Was die einzelnen Bereiche, die hier aufgelistet werden, angeht, so würde ich sie eher unter der Überschrift sehen: Alles kommt wieder. Wir reden in jedem Rechnungshofbericht über das Problem der Pauschalvergütungen, in diesem Fall im Bereich der Sozialdienstleistungen. – Frau Matuschek! Ich bin gespannt, ob zutreffend ist, was Sie soeben formuliert haben und in der Erwiderung zum Rechnungshofbericht steht, dass Sie und auch die zuständigen Senatsverwaltungen wirklich Einsehen haben und anerkennen, dass es hier eklatante Mängel gibt und diese auch entsprechend schnell abgestellt werden.

[Beifall bei der FDP]

Auch die anderen Bereiche, die hier erwähnt sind, beziehen sich auf die selben systemischen Fehler des rot-roten Senats. Wir haben immer wieder mit zu hohen Vergütungsgruppen zu tun, hier am Beispiel der Schulhausmeister. Zwei Drittel der Schulhausmeister sind in den höchsten Vergütungsgruppen. Stichwort „mangelhafte Sanierungsentscheidungen“: Ein Beispiel hierfür ist das Deutsche Theater.
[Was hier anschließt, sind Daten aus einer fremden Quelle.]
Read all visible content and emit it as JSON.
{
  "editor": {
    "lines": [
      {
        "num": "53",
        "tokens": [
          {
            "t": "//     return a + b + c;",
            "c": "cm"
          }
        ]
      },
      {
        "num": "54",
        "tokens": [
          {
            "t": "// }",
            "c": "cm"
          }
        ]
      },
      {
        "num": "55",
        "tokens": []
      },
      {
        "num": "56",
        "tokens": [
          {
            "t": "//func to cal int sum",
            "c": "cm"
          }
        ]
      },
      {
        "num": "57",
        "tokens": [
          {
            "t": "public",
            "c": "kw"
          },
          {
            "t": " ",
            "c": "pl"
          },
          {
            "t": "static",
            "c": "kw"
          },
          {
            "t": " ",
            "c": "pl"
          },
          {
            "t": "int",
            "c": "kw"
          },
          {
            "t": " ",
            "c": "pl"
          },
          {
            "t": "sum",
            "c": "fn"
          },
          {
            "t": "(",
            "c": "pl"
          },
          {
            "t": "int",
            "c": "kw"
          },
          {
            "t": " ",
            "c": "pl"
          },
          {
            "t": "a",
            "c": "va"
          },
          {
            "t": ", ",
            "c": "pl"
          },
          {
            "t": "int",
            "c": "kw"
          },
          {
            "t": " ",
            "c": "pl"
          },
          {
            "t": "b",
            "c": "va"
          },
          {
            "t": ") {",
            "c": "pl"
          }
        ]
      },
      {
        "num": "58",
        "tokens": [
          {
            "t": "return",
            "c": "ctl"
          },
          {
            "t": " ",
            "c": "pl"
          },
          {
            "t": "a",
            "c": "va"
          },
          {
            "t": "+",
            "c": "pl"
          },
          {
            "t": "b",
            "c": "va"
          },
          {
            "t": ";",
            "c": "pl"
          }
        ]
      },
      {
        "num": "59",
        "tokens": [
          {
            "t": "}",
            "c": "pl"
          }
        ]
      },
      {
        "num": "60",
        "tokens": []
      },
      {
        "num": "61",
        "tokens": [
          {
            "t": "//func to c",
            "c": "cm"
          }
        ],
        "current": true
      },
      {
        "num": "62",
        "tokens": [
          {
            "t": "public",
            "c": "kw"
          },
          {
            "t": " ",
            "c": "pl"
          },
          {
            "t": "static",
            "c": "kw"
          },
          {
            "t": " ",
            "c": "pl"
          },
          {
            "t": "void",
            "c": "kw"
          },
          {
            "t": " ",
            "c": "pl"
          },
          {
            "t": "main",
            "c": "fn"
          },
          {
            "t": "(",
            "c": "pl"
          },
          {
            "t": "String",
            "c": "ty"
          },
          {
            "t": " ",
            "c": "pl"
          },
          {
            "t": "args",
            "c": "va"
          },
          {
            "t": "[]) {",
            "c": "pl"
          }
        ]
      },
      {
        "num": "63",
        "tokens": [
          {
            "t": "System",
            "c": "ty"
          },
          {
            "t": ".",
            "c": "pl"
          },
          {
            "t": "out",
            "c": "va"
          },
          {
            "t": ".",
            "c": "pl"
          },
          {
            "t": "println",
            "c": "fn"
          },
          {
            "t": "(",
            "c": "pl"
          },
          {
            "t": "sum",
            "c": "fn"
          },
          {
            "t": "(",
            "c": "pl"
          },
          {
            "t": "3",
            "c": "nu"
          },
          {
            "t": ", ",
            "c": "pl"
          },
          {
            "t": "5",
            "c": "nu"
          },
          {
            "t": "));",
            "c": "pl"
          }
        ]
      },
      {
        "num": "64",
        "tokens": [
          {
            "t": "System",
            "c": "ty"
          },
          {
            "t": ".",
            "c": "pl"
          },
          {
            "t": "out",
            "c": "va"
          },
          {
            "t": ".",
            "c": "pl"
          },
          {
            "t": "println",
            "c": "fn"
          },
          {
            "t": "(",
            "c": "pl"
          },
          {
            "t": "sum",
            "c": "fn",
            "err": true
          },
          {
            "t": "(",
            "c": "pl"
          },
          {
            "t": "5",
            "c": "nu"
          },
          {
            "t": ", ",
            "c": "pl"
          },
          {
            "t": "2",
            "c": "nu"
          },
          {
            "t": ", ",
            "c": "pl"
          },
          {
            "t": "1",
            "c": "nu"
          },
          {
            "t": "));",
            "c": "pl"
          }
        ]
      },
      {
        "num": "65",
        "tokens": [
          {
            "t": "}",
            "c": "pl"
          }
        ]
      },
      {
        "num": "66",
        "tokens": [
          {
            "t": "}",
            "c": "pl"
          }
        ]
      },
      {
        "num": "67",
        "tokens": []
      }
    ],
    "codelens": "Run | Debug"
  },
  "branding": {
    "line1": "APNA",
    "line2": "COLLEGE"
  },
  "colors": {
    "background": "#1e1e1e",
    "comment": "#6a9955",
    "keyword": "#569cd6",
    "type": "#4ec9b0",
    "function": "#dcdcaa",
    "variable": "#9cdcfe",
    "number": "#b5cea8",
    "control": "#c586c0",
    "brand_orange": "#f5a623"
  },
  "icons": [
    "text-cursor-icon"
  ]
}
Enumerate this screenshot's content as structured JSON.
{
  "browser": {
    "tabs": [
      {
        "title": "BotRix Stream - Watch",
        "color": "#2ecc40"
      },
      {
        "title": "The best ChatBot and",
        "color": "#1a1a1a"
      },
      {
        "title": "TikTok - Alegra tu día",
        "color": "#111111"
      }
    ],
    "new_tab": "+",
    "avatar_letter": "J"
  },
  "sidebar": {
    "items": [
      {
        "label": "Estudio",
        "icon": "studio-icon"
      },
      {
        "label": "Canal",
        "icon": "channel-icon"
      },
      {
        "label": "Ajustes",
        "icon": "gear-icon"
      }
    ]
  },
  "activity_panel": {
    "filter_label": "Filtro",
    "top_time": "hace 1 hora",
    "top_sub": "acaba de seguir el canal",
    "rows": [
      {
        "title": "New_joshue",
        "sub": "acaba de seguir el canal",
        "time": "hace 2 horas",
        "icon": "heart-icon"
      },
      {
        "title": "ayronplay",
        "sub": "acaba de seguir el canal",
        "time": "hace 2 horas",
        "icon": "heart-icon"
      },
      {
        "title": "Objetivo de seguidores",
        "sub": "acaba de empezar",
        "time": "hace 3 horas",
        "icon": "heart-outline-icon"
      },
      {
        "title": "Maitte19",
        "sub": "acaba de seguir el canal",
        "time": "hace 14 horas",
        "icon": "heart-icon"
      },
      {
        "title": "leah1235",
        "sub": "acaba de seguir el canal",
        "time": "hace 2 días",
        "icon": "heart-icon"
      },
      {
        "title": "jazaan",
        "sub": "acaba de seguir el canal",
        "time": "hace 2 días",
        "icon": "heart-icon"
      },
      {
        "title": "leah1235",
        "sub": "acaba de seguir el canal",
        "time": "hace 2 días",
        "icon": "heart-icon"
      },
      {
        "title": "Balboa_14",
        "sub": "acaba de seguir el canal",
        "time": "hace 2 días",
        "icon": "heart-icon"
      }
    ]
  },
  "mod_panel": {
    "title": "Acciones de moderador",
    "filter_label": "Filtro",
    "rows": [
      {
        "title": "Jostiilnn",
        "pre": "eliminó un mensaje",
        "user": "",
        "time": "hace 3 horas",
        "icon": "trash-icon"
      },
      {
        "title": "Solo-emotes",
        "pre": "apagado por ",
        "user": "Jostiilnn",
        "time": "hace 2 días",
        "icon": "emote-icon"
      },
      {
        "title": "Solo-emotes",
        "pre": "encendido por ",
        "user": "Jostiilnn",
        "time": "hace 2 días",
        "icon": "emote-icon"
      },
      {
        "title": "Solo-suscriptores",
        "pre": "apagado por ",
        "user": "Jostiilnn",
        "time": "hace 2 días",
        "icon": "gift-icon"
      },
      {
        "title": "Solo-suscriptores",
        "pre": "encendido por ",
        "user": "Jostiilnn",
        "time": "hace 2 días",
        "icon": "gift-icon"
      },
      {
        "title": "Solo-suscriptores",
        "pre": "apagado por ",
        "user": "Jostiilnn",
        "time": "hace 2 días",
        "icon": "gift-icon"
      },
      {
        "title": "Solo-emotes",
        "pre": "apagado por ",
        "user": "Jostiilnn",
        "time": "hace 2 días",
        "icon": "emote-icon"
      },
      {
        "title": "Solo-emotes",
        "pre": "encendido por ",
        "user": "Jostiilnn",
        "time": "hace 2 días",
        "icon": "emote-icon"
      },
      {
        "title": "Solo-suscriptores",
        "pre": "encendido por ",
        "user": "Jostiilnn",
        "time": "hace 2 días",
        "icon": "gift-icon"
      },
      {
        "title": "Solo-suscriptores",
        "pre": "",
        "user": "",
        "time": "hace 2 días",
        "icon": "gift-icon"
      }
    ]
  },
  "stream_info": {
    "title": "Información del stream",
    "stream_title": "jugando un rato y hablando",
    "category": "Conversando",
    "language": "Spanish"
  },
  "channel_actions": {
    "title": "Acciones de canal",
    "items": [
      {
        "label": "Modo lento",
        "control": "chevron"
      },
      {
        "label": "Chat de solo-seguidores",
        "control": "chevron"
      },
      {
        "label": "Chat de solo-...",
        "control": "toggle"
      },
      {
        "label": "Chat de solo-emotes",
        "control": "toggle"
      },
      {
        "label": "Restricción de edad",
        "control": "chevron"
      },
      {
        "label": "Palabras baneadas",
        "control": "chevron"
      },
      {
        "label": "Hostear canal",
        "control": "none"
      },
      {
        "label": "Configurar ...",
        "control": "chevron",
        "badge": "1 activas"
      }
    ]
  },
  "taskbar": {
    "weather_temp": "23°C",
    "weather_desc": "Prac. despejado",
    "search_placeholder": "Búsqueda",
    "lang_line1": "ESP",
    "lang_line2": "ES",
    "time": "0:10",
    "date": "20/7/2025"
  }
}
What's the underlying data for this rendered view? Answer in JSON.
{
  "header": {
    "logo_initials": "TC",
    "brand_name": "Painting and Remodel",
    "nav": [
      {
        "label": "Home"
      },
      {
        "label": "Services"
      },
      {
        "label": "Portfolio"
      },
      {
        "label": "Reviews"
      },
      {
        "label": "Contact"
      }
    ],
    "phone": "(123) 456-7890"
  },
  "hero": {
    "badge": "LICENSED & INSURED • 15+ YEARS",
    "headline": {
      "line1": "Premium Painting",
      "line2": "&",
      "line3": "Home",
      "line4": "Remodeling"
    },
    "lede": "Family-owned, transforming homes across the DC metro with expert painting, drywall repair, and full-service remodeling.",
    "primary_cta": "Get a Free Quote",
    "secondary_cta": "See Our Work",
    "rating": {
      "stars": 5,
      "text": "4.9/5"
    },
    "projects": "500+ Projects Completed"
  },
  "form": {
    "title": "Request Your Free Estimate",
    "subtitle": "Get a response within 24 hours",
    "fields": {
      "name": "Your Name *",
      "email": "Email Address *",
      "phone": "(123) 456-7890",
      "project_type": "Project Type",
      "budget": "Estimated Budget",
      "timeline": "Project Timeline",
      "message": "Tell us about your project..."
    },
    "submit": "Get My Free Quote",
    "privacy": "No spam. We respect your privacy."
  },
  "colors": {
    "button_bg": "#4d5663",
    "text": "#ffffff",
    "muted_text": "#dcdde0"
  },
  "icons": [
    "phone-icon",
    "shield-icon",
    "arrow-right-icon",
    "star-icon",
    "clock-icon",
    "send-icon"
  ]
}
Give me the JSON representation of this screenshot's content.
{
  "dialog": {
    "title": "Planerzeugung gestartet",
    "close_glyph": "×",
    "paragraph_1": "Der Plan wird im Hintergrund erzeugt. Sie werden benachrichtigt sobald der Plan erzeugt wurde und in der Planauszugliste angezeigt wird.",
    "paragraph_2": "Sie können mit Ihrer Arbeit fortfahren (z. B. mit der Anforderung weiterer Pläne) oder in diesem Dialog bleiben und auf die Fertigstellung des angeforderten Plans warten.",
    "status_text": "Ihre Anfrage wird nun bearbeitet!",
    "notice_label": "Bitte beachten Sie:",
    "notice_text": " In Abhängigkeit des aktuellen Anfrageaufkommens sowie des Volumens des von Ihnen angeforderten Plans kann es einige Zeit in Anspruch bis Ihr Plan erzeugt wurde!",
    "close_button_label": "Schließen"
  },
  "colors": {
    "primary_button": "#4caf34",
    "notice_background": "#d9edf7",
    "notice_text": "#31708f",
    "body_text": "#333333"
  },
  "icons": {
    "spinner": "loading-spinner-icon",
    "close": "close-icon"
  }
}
Ein weiteres Thema ist die Deutsche Klassenlotterie Berlin. Hierzu haben wir als FDP eine deutliche Position. Wir sind der Auffassung, dass die Mittel der Klassenlotterie möglichst gänzlich in den Haushalt fließen sollten, damit kein Schattenhaushalt existiert. Wenn man das umsetzen würde, würden vielleicht auch Beanstandungen wie die zur Kantine unterbleiben.

Alles in allem handelt es sich um 37 Millionen Euro, die wir uns genau anschauen werden. Sie sind jedoch nur ein Zeichen dafür, dass der rot-rote Senat keine Kraft mehr hat, eine nachhaltige Haushaltskonsolidierung zu betreiben und die Rechnungen des Landes Berlin zu kontrollieren. Deswegen freue ich mich umso mehr auf die Debatte im Haushaltskontrollausschuss. Wir werden Rot-Rot zur Rede stellen. Vielleicht hat der Senat an der einen oder anderen Stelle ein Einsehen und gesteht ein, dass er auf dem Holzweg ist. – Ich danke Ihnen!

[Beifall bei der FDP]

Danke schön, Herr Kollege Meyer! – Frau Präsidentin Claßen-Beblo! Wir bedanken uns bei Ihnen, bei Ihren Mitarbeiterinnen und Mitarbeitern für die zum Wohle Berlins geleistete Arbeit und die vorgelegten Berichte. Wir werden sehen, dass wir etwas daraus machen.

[Allgemeiner Beifall]

Zum Rechnungshofbericht Drucksache 16/3200 empfiehlt der Ältestenrat die Überweisung an den Hauptausschuss, wozu ich keinen Widerspruch höre. Dann wird so verfahren.